Recent and first quarter 2000 operating highlights include the following:

* (1) Orchestra: A Quality of Service platform at the network edge.

* (2) Soloist: A highly programmable intelligent agent at the customer premises that enforces usage policies, then manages and rates services from the customer back into the network.

* (3) Maestro: Software for service creation, customization and life cycle management from service definition through all OAMP functions.

"We are very pleased with our operational performance," added Mike Robinson, executive vice president and chief financial officer. "The 20% increase in revenue, exclusive of reciprocal compensation and related revenue, was driven primarily by an increase in voice trunks of approximately 20% over the fourth quarter of 1999."

Mr.
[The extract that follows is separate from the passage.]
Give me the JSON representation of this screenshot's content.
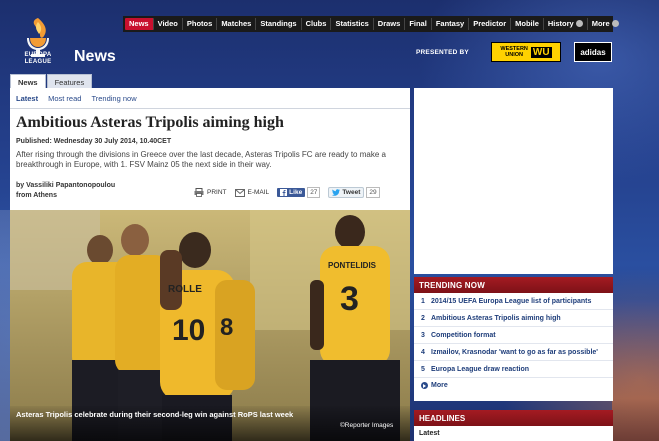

Robinson continued, "The Company's interconnection agreements with BellSouth Telecommunications Inc. ("BellSouth") expired on December 31, 1999, and are in the process of being replaced with new agreements. Although there is no operational impact, the Company expects interconnection rates to decrease in the agreements ultimately executed with BellSouth and other ILECs. The Company has made a reasonable estimate for these rates based on existing agreements between BellSouth and other competitive providers and those estimates are a part of the first quarter revenues. In addition, as previously announced, on March 31, 2000, the NCUC issued an order that relieves BellSouth from paying reciprocal compensation to US LEC for any minutes of use attributable to the network operated by a customer of BellSouth and US LEC, Metacomm, or any similar network, and requires US LEC to cease billing BellSouth reciprocal compensation for minutes of use attributable to the Metacomm or any similar network (the "March 31 Order"). The Company is considering its options with respect to an appeal of the order, but plans to comply fully with the March 31 Order."